Ending a tenancy: overview

Tenants can be evicted only according to legal process. VCAT can block an illegal eviction. Tenants must give 28 days notice if they wish to vacate a property. Landlords can seek compensation for breaking a lease. Being in arrears with rent can lead to a 14-day Notice to Vacate. Failure to pay a bond may result in as notice to vacate. If a property is to be renovated or sold tenants must receive 60 days notice.

How is a tenancy agreement terminated?

If the landlord gives a valid Notice to Vacate or the tenant gives a valid Notice of Intention to Vacate, the tenancy agreement ends when:

the tenant vacates the premises; or

the landlord obtains a possession order from VCAT and the tenant vacates; or

a warrant of possession is executed.

For information about Ending a tenancy: tenant wants to leave and Notice to Vacate, see below.

Illegal evictions

A possession order does not, by itself, allow the landlord to evict the tenant. The landlord must also obtain a warrant of possession from the principal registrar of VCAT. The warrant of possession is then executed by the police, the locks changed and the tenant evicted. The landlord may or may not be present.

It is an offence for a landlord or their agent to require or compel the tenant to vacate the rented premises except in accordance with the RT Act. It is also an offence for the landlord or their agent to obtain possession of the rented premises by entering them, whether the entry is peaceable or not. It is a defence if the landlord can show that they had reasonable grounds to believe that the tenant had abandoned the premises (s 229).

If a landlord threatens the tenant with an illegal eviction, the tenant should urgently apply to VCAT under sections 452 and 472 of the RT Act for a restraining order, by immediately attending VCAT in person. They need to show evidence of the threat.

It is strongly recommended in such circumstances, that the tenant take photographs of their personal belongings, tenancy agreement, rent rental receipts and other documents to support the existence of their tenancy and the goods inside the premises at the time of a possible illegal eviction. It is good practice to email these to the tenant, for accessibility and safe keeping.

If the landlord has threatened violence, the tenant may also have grounds for obtaining an intervention order from the Magistrates’ Court.

If the landlord attempts to illegally evict the tenant, the tenant should call the police. The police should restrain the landlord from evicting the tenant; however, they are often reluctant to act unless the tenant has a restraining or intervention order against the landlord.

If the tenant has been illegally evicted, they should apply immediately (in person if possible) for an urgent hearing at VCAT. The tenant should ask VCAT for an order restraining the landlord from further illegal actions, and an order under section 472 that requires the landlord to allow the tenant back onto the premises.

Such conduct may amount to a repudiation of the agreement, and the tenant may seek to recover their goods and apply for compensation for the tenancy being unlawfully terminated. This is best discussed with VCAT or a legal advisor.

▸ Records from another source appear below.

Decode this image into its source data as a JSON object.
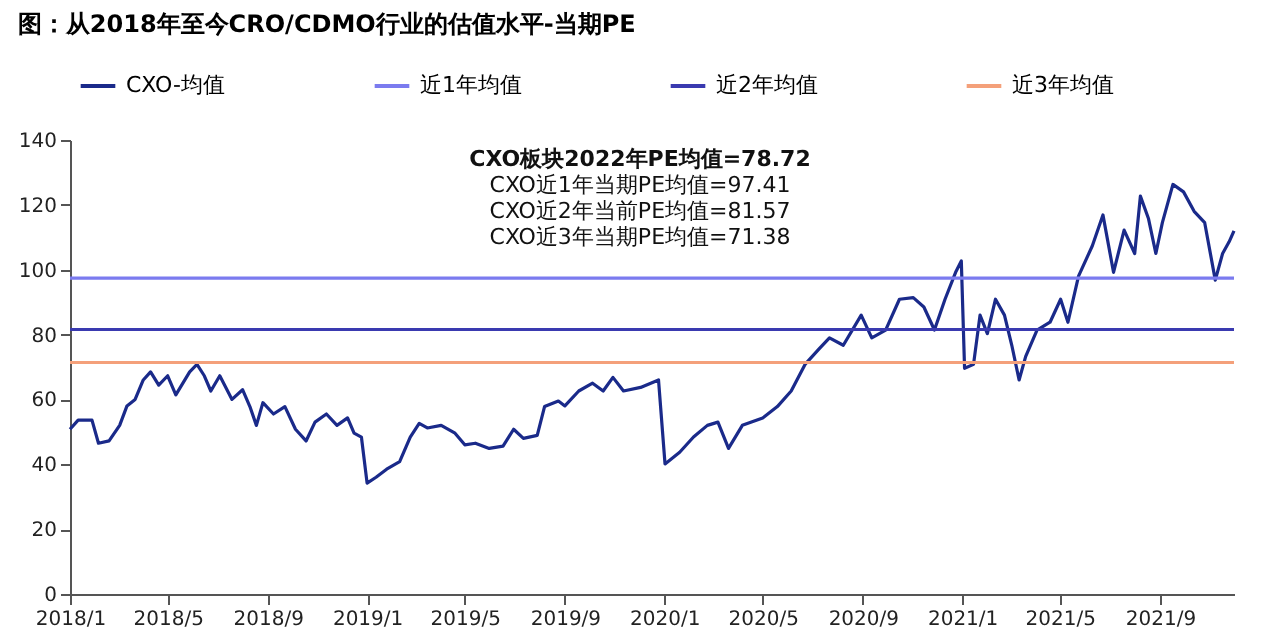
{
  "chart_data": {
    "type": "line",
    "title": "图：从2018年至今CRO/CDMO行业的估值水平-当期PE",
    "annotations": [
      "CXO板块2022年PE均值=78.72",
      "CXO近1年当期PE均值=97.41",
      "CXO近2年当前PE均值=81.57",
      "CXO近3年当期PE均值=71.38"
    ],
    "xlim": [
      "2018-01-01",
      "2021-12-01"
    ],
    "xticks": [
      {
        "value": "2018-01-01",
        "label": "2018/1"
      },
      {
        "value": "2018-05-01",
        "label": "2018/5"
      },
      {
        "value": "2018-09-01",
        "label": "2018/9"
      },
      {
        "value": "2019-01-01",
        "label": "2019/1"
      },
      {
        "value": "2019-05-01",
        "label": "2019/5"
      },
      {
        "value": "2019-09-01",
        "label": "2019/9"
      },
      {
        "value": "2020-01-01",
        "label": "2020/1"
      },
      {
        "value": "2020-05-01",
        "label": "2020/5"
      },
      {
        "value": "2020-09-01",
        "label": "2020/9"
      },
      {
        "value": "2021-01-01",
        "label": "2021/1"
      },
      {
        "value": "2021-05-01",
        "label": "2021/5"
      },
      {
        "value": "2021-09-01",
        "label": "2021/9"
      }
    ],
    "ylim": [
      0,
      140
    ],
    "yticks": [
      0,
      20,
      40,
      60,
      80,
      100,
      120,
      140
    ],
    "grid": false,
    "legend": "top",
    "marker": "none",
    "line_style": "solid",
    "series": [
      {
        "name": "CXO-均值",
        "color": "#1a2a8a",
        "x": [
          "2018-01-01",
          "2018-01-11",
          "2018-01-28",
          "2018-02-05",
          "2018-02-18",
          "2018-03-03",
          "2018-03-12",
          "2018-03-22",
          "2018-04-01",
          "2018-04-10",
          "2018-04-20",
          "2018-05-01",
          "2018-05-11",
          "2018-05-28",
          "2018-06-06",
          "2018-06-15",
          "2018-06-23",
          "2018-07-04",
          "2018-07-19",
          "2018-08-01",
          "2018-08-10",
          "2018-08-18",
          "2018-08-26",
          "2018-09-08",
          "2018-09-22",
          "2018-10-05",
          "2018-10-18",
          "2018-10-29",
          "2018-11-12",
          "2018-11-25",
          "2018-12-08",
          "2018-12-16",
          "2018-12-25",
          "2019-01-01",
          "2019-01-12",
          "2019-01-25",
          "2019-02-10",
          "2019-02-23",
          "2019-03-06",
          "2019-03-16",
          "2019-04-02",
          "2019-04-19",
          "2019-05-01",
          "2019-05-14",
          "2019-05-31",
          "2019-06-17",
          "2019-06-30",
          "2019-07-12",
          "2019-07-29",
          "2019-08-07",
          "2019-08-24",
          "2019-09-01",
          "2019-09-18",
          "2019-10-05",
          "2019-10-18",
          "2019-10-30",
          "2019-11-12",
          "2019-12-03",
          "2019-12-25",
          "2020-01-02",
          "2020-01-20",
          "2020-02-06",
          "2020-02-23",
          "2020-03-07",
          "2020-03-20",
          "2020-04-06",
          "2020-05-01",
          "2020-05-19",
          "2020-06-05",
          "2020-06-22",
          "2020-07-09",
          "2020-07-22",
          "2020-08-08",
          "2020-08-30",
          "2020-09-12",
          "2020-09-29",
          "2020-10-16",
          "2020-11-02",
          "2020-11-15",
          "2020-11-28",
          "2020-12-11",
          "2020-12-24",
          "2020-12-31",
          "2021-01-04",
          "2021-01-15",
          "2021-01-23",
          "2021-02-01",
          "2021-02-11",
          "2021-02-22",
          "2021-03-03",
          "2021-03-12",
          "2021-03-20",
          "2021-04-03",
          "2021-04-19",
          "2021-05-02",
          "2021-05-11",
          "2021-05-24",
          "2021-06-10",
          "2021-06-23",
          "2021-07-06",
          "2021-07-19",
          "2021-08-01",
          "2021-08-08",
          "2021-08-18",
          "2021-08-27",
          "2021-09-04",
          "2021-09-17",
          "2021-09-30",
          "2021-10-13",
          "2021-10-26",
          "2021-11-08",
          "2021-11-17",
          "2021-11-25",
          "2021-12-01"
        ],
        "values": [
          50.8,
          53.6,
          53.6,
          46.5,
          47.2,
          52,
          58,
          60,
          66,
          68.5,
          64.4,
          67.3,
          61.4,
          68.5,
          70.8,
          67.3,
          62.6,
          67.3,
          60,
          63,
          57.8,
          52,
          59,
          55.5,
          57.8,
          50.8,
          47.2,
          53,
          55.5,
          52,
          54.3,
          49.6,
          48.4,
          34.2,
          36,
          38.5,
          40.8,
          48.4,
          52.6,
          51.2,
          52,
          49.6,
          46,
          46.5,
          44.9,
          45.6,
          50.8,
          48,
          48.9,
          57.8,
          59.5,
          58,
          62.6,
          65,
          62.6,
          66.8,
          62.6,
          63.7,
          66,
          40.1,
          43.7,
          48.4,
          52,
          53,
          44.9,
          52,
          54.3,
          57.8,
          62.6,
          70.8,
          75.5,
          79,
          76.7,
          86,
          79,
          81.4,
          90.9,
          91.4,
          88.5,
          81.4,
          90.9,
          99.2,
          102.7,
          69.6,
          70.8,
          86,
          80.3,
          90.9,
          86,
          76.7,
          66,
          73.2,
          81.4,
          83.8,
          90.9,
          83.8,
          98,
          107.4,
          116.9,
          99.2,
          112.2,
          105,
          122.7,
          115.7,
          105,
          114.5,
          126.3,
          124,
          118,
          114.5,
          96.8,
          105,
          108.6,
          112
        ]
      },
      {
        "name": "近1年均值",
        "color": "#7b7bef",
        "x": [
          "2018-01-01",
          "2021-12-01"
        ],
        "values": [
          97.41,
          97.41
        ]
      },
      {
        "name": "近2年均值",
        "color": "#3a3ab0",
        "x": [
          "2018-01-01",
          "2021-12-01"
        ],
        "values": [
          81.57,
          81.57
        ]
      },
      {
        "name": "近3年均值",
        "color": "#f4a07a",
        "x": [
          "2018-01-01",
          "2021-12-01"
        ],
        "values": [
          71.38,
          71.38
        ]
      }
    ]
  }
}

In the event of illegal eviction, the tenant should lodge a complaint with CAV or the police and ask for the landlord to be prosecuted for a breach of section 229. The tenant can also make a compensation claim against the landlord for any loss or damage caused by the illegal eviction. The tenant should be advised to keep receipts and details of any expenditure caused by the illegal eviction (such as the cost of alternative accommodation).

If a person is not complying with a restraining order, evidence of their non-compliance should be acquired and legal advice sought immediately (see Legal services that can help).